Après le racisme, il y a maintenant le sizeism. La discrimination basée sur la taille est un phénomène bien réel dans plusieurs milieux de travail.

Vous avez toutes les qualifications requises pour le poste que vous convoitez, mais vous êtes plus enrobé que tous les candidats présents à l’entrevue? Il se peut qu’un autre que vous soit choisi pour l’emploi en question.

Cela est encore plus vrai si vous êtes une femme. Selon l’Organisation internationale du travail, les femmes obèses sont huit fois plus nombreuses à rapporter avoir été victimes de discrimination au travail que les femmes à l’indice de masse corporelle normal. Chez les hommes, ils sont seulement trois fois plus nombreux à avoir vécu cette même situation.

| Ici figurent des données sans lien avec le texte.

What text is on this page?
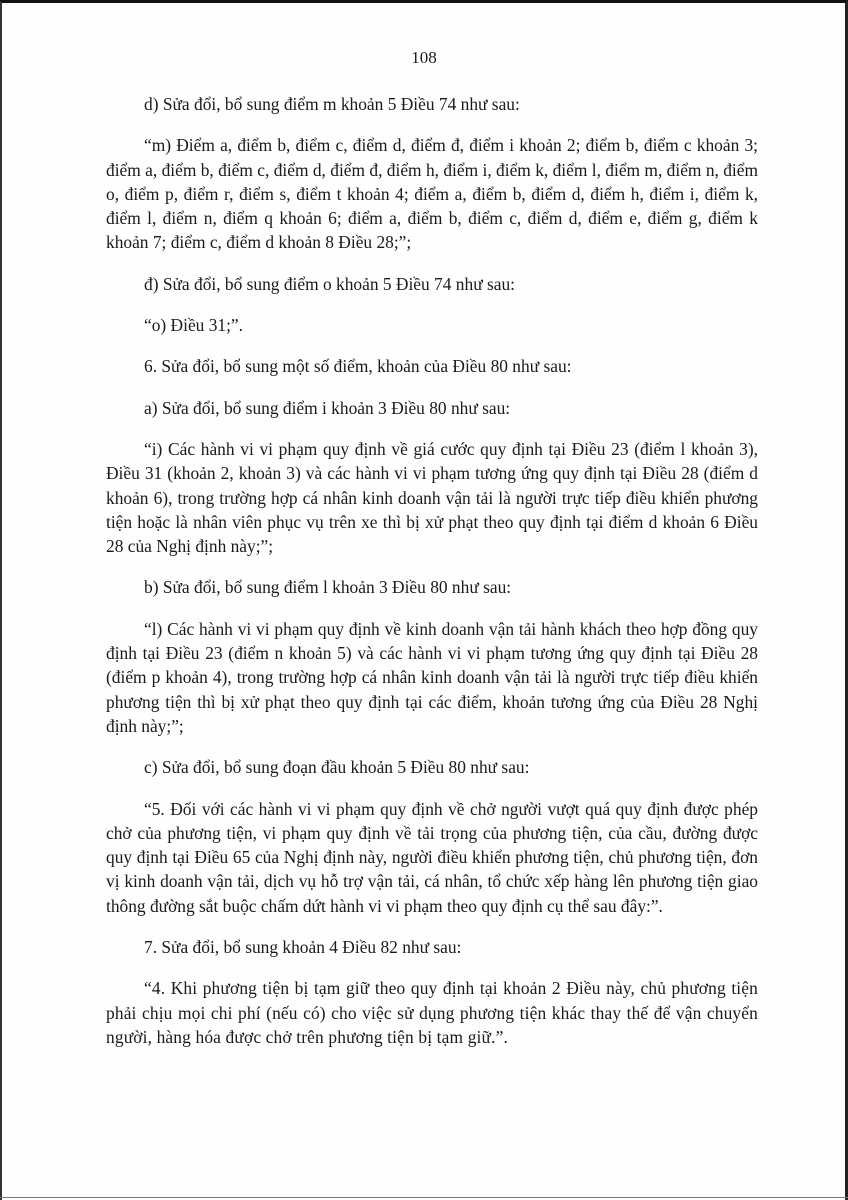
108

d) Sửa đổi, bổ sung điểm m khoản 5 Điều 74 như sau:

“m) Điểm a, điểm b, điểm c, điểm d, điểm đ, điểm i khoản 2; điểm b, điểm c khoản 3; điểm a, điểm b, điểm c, điểm d, điểm đ, điểm h, điểm i, điểm k, điểm l, điểm m, điểm n, điểm o, điểm p, điểm r, điểm s, điểm t khoản 4; điểm a, điểm b, điểm d, điểm h, điểm i, điểm k, điểm l, điểm n, điểm q khoản 6; điểm a, điểm b, điểm c, điểm d, điểm e, điểm g, điểm k khoản 7; điểm c, điểm d khoản 8 Điều 28;”;

đ) Sửa đổi, bổ sung điểm o khoản 5 Điều 74 như sau:

“o) Điều 31;”.

6. Sửa đổi, bổ sung một số điểm, khoản của Điều 80 như sau:

a) Sửa đổi, bổ sung điểm i khoản 3 Điều 80 như sau:

“i) Các hành vi vi phạm quy định về giá cước quy định tại Điều 23 (điểm l khoản 3), Điều 31 (khoản 2, khoản 3) và các hành vi vi phạm tương ứng quy định tại Điều 28 (điểm d khoản 6), trong trường hợp cá nhân kinh doanh vận tải là người trực tiếp điều khiển phương tiện hoặc là nhân viên phục vụ trên xe thì bị xử phạt theo quy định tại điểm d khoản 6 Điều 28 của Nghị định này;”;

b) Sửa đổi, bổ sung điểm l khoản 3 Điều 80 như sau:

“l) Các hành vi vi phạm quy định về kinh doanh vận tải hành khách theo hợp đồng quy định tại Điều 23 (điểm n khoản 5) và các hành vi vi phạm tương ứng quy định tại Điều 28 (điểm p khoản 4), trong trường hợp cá nhân kinh doanh vận tải là người trực tiếp điều khiển phương tiện thì bị xử phạt theo quy định tại các điểm, khoản tương ứng của Điều 28 Nghị định này;”;

c) Sửa đổi, bổ sung đoạn đầu khoản 5 Điều 80 như sau:

“5. Đối với các hành vi vi phạm quy định về chở người vượt quá quy định được phép chở của phương tiện, vi phạm quy định về tải trọng của phương tiện, của cầu, đường được quy định tại Điều 65 của Nghị định này, người điều khiển phương tiện, chủ phương tiện, đơn vị kinh doanh vận tải, dịch vụ hỗ trợ vận tải, cá nhân, tổ chức xếp hàng lên phương tiện giao thông đường sắt buộc chấm dứt hành vi vi phạm theo quy định cụ thể sau đây:”.

7. Sửa đổi, bổ sung khoản 4 Điều 82 như sau:

“4. Khi phương tiện bị tạm giữ theo quy định tại khoản 2 Điều này, chủ phương tiện phải chịu mọi chi phí (nếu có) cho việc sử dụng phương tiện khác thay thế để vận chuyển người, hàng hóa được chở trên phương tiện bị tạm giữ.”.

Ce serait même devenu l’une des principales causes de discrimination ou de renvoi chez les Américaines. En effet, le sizeism est maintenant la troisième forme de discrimination la plus courante pour les femmes au travail, après le sexisme et l’âgisme.

Une discrimination basée sur des préjugés
Le culte de la minceur est omniprésent dans nos sociétés. On pense qu’une personne mince est déterminée, forte et dynamique, alors qu’une personne obèse sera perçue comme paresseuse, faible ou inefficace.
Pourtant, il est prouvé scientifiquement que le niveau de compétence ou les traits de personnalité d’un travailleur n’ont rien à voir avec son poids.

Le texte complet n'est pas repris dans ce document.